The computed width is:
$$0 - 0 = 0$$
The positive-area check fails, so the answer is NO.
Reversed endpoint order
Input:
3 0 0 0
0 2 3 2
0 0 0 2
3 2 3 0
Normalization converts the segments into consistent ordering:
(0,0)-(3,0)(0,2)-(3,2)(0,0)-(0,2)(3,0)-(3,2)
All rectangle checks pass, so the algorithm correctly outputs YES.
Without normalization, direct coordinate comparisons would fail even though the geometry is correct.
Duplicate sides
Input:
0 0 2 0
0 0 2 0
0 0 0 1
2 0 2 1
Both horizontal segments occupy the exact same position.

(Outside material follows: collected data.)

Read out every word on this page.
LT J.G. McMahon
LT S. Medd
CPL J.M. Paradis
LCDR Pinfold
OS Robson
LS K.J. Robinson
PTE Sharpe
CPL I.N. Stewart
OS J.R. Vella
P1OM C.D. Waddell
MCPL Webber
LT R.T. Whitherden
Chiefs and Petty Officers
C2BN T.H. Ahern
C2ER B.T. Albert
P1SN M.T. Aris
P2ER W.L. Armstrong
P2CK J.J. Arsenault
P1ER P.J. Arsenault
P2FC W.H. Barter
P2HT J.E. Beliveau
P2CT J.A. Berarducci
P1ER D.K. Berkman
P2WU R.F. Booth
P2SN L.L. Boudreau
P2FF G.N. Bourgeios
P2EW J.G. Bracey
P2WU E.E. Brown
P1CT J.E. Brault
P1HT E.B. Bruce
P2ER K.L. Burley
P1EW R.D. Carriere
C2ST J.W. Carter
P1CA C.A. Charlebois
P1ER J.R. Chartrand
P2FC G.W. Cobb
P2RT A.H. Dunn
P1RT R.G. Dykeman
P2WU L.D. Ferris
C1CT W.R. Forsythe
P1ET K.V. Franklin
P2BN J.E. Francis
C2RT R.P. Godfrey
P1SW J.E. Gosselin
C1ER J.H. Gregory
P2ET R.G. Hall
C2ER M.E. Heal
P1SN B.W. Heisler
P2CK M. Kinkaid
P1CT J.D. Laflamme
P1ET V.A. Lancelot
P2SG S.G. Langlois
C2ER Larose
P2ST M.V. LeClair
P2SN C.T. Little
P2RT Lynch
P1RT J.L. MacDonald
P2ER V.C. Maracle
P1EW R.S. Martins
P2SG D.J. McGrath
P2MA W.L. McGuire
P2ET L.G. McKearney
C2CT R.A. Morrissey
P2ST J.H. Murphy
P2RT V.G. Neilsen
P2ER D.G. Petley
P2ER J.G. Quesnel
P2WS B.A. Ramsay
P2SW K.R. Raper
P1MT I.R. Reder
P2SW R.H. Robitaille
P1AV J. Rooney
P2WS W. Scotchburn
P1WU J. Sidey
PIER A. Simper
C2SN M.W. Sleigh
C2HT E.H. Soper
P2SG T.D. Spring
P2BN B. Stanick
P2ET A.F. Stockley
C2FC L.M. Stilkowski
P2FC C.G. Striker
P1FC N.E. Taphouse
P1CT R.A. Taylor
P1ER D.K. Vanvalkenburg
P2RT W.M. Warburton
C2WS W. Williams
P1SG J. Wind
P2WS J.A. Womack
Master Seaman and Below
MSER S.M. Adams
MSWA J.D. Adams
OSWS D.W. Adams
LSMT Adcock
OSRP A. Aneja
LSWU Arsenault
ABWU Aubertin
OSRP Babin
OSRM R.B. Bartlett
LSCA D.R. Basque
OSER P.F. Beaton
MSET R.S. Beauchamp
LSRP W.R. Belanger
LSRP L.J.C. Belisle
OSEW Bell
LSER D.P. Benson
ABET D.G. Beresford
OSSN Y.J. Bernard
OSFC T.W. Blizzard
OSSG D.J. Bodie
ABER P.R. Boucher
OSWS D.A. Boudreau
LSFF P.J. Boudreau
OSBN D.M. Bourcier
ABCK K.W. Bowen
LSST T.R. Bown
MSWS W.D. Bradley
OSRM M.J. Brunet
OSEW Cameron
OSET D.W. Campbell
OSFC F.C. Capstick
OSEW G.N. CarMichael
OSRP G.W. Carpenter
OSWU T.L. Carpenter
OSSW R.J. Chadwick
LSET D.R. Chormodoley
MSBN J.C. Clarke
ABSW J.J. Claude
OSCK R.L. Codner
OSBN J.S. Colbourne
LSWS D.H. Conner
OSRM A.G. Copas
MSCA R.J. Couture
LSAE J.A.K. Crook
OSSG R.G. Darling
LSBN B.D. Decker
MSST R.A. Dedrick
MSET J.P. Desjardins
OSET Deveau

Their y-values are identical, so there is no top side and bottom side distinction.
Later, the algorithm compares the y-values collected from horizontal segments against the y-range from vertical segments:
- horizontal y-values:
[0, 0] - vertical y-range:
[0, 1]
The mismatch produces NO.
This catches overlapping segments that do not actually enclose an area.